On the morning of 5th July, when the rupee value dropped unexpectedly, it was startling to see that no intervention was made by the State Bank of Pakistan in the currency markets as rupee continued to lose its value. The central bank chose not to intervene in the currency market in order to allow the demand and supply factor determine the rate, in accordance with the market fundamentals.
Banks were told not to take any positions and allow rupee find its own value in the market. While the move was in line with the fundamentals of currency valuation, it was something that is not being followed in Pakistan for quite some time as the Finance Ministry wanted to keep the rupee in control and is in favor of a strong rupee dollar parity.

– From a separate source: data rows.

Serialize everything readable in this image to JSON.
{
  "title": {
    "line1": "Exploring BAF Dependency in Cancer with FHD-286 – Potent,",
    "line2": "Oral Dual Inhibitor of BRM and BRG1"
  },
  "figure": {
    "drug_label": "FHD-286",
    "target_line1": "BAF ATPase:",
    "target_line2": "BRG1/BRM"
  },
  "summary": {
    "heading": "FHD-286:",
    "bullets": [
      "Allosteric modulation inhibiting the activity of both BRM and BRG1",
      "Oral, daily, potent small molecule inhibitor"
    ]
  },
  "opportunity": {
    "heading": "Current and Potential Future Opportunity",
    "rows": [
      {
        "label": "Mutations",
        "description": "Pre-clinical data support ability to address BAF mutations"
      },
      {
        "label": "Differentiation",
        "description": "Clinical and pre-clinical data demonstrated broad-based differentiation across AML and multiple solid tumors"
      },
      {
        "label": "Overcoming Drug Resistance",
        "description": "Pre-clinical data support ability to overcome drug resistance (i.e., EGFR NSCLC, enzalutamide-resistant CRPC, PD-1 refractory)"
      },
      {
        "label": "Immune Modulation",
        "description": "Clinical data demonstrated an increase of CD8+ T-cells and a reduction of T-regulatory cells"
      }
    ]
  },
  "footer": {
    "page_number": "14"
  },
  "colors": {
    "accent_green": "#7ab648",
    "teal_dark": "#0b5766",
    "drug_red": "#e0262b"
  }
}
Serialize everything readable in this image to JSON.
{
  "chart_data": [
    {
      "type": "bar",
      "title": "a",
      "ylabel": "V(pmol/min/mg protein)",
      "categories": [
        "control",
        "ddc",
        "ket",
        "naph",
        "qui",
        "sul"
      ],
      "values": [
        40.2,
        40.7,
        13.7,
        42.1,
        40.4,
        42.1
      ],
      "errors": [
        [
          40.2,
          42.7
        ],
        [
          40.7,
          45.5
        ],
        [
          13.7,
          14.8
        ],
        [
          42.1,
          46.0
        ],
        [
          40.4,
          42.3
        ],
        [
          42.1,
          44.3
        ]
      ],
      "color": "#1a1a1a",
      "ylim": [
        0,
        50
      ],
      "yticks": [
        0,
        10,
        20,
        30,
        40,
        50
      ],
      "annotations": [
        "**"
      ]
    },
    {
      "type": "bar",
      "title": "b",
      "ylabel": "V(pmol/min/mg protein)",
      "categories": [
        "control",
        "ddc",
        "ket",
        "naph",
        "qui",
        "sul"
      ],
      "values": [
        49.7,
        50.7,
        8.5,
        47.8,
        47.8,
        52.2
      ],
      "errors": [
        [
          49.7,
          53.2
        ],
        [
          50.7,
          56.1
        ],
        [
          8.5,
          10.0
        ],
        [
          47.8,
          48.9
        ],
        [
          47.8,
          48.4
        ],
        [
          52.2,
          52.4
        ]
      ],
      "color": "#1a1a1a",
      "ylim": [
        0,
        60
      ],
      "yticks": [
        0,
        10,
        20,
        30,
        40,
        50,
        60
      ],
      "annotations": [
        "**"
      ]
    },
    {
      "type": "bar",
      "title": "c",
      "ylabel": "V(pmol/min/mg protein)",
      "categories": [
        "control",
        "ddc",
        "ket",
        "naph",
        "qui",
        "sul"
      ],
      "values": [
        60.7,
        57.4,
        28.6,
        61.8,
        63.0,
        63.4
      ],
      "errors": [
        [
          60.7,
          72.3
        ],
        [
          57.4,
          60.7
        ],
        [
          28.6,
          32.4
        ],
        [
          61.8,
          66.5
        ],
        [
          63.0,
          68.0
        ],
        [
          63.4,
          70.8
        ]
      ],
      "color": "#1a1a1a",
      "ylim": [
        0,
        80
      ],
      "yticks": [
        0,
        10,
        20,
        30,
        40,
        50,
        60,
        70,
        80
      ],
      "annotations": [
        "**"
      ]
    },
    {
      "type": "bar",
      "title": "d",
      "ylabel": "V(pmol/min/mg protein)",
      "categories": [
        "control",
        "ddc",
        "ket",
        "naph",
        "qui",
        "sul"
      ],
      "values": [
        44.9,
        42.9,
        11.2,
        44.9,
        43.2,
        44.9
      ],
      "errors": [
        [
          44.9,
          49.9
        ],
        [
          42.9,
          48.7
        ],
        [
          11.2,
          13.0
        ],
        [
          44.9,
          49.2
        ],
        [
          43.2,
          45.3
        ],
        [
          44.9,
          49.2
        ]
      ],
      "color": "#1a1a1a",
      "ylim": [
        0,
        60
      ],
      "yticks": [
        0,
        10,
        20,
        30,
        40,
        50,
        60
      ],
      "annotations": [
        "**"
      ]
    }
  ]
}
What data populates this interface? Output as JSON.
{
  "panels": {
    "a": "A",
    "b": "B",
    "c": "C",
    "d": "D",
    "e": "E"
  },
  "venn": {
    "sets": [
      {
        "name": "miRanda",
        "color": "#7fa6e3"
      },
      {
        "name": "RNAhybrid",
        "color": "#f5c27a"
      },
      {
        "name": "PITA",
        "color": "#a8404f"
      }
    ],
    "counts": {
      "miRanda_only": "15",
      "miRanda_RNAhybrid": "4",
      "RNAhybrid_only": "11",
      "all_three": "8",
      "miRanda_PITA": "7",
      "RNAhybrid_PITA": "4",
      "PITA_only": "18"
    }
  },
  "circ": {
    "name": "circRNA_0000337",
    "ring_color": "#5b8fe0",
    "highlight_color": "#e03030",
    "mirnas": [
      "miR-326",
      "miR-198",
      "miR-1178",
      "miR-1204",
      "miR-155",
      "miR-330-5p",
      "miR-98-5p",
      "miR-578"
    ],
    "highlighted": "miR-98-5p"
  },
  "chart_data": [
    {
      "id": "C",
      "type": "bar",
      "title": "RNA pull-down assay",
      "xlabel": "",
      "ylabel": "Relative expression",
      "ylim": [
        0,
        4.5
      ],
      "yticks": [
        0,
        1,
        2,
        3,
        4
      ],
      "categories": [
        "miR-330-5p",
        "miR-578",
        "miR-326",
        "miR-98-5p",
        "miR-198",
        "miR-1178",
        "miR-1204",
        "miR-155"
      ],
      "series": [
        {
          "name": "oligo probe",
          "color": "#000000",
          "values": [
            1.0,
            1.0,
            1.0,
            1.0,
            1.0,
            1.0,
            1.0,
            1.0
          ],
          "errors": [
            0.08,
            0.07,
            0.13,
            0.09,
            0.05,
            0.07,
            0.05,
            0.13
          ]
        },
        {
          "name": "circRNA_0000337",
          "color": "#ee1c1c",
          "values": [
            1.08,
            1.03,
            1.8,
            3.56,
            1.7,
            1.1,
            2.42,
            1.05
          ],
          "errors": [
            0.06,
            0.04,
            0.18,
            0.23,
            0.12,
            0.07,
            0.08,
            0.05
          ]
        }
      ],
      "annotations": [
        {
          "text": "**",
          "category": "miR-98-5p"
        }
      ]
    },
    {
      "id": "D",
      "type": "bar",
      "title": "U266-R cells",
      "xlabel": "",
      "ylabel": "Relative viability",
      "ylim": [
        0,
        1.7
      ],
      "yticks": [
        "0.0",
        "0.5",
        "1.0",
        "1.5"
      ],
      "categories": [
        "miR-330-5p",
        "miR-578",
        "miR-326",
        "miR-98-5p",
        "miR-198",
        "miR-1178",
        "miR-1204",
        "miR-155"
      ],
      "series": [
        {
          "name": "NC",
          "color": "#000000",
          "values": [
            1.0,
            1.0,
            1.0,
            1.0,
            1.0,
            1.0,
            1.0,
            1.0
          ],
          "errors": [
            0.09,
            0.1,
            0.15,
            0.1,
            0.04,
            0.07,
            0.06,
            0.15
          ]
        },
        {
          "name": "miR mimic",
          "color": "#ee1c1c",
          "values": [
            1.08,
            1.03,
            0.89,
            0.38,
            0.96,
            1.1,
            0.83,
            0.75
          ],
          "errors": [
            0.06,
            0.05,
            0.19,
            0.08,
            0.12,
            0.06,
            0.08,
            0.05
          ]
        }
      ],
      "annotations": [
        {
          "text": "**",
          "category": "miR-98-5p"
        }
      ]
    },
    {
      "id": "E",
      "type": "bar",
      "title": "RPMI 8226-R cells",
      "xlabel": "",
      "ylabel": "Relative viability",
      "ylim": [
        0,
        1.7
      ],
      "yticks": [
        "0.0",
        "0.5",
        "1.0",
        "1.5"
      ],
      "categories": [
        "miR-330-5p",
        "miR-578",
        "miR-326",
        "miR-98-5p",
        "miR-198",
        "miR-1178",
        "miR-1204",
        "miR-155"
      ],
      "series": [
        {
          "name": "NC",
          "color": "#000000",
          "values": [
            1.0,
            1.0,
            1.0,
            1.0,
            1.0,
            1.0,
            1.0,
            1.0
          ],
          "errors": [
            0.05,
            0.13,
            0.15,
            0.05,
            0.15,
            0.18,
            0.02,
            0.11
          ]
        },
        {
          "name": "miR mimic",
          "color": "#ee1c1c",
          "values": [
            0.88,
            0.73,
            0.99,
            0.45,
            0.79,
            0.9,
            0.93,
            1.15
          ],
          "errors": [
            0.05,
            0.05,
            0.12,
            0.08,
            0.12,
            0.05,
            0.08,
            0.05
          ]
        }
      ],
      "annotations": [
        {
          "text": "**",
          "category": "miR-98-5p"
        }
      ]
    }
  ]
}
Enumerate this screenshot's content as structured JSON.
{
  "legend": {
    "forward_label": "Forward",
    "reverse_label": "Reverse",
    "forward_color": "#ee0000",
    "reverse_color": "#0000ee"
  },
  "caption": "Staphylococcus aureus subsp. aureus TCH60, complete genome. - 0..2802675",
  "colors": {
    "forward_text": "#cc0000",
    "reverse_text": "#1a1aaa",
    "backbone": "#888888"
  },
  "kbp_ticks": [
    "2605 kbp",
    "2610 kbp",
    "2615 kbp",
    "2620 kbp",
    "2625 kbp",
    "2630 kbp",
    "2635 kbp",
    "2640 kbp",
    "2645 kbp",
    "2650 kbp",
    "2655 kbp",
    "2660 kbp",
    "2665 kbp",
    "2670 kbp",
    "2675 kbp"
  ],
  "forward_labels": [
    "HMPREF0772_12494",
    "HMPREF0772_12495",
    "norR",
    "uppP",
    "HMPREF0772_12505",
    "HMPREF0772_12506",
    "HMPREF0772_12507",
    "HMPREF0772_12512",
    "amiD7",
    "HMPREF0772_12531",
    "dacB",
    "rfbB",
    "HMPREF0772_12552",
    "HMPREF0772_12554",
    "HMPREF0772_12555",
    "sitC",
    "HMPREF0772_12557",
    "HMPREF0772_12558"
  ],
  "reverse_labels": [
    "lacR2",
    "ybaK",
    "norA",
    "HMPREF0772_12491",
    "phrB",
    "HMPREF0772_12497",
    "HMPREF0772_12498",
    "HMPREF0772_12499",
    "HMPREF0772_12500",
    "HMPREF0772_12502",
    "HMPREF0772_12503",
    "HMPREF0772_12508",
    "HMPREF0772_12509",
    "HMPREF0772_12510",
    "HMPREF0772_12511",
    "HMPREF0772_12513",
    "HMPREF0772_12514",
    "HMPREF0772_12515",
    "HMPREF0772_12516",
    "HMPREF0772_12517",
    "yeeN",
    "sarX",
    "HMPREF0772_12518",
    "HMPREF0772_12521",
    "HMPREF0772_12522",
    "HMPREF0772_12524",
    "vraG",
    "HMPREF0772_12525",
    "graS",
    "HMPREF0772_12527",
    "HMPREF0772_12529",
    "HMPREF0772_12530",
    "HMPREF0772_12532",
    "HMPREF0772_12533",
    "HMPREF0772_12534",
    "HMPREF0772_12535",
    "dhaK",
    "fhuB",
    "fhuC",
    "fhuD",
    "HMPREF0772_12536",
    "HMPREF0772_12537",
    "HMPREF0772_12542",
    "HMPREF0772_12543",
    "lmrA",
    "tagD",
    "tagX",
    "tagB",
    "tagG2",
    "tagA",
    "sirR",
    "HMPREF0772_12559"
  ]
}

However, a check was needed on the rupee to dollar parity as institutions like IMF believed that the value of rupee has been kept artificially high and the currency is overvalued by 5-20%.
Finance Minister Ishaq Dar blamed the acting governor, Riaz Riazuddin for not intervening in the market and creating an “artificial” decrease in the value of rupee. The move was taken in order to address the current account deficit as the value of exports continued to decrease. State Bank in a statement said that the “exchange rate of Rs. 108.25 was aligned with the economic fundamentals.”
The move was inevitable due to decrease in exports while imports kept increasing, resulting in increased trade deficit in the country. Trade gap in the first eight months of 2016-17 was $20.2 billion, which increased to $32.6 billion by the end of the fiscal year.
Exporters have been imploring concerned authorities to devalue the currency in order to boost exports. Other regional countries have been devaluing their currencies to lend a helping hand to their exporters, but Pakistan made no changes in its policy. Exports in the month of June were at the lowest point since 2010 with IMF warning that the macroeconomic stability gains from 2013-2016 are now crumbling.
A major reason for the government sticking to strong rupee is the service cost that it has to pay on its external debt and devaluation of currency will further push up these service cost.
For now, the rupee is back to its stable position of Rs. 105, but in the future there is a dire need to devalue the currency according to the demand and supply factor. If not, the declining exports in the country will continue to suffer in the future as well.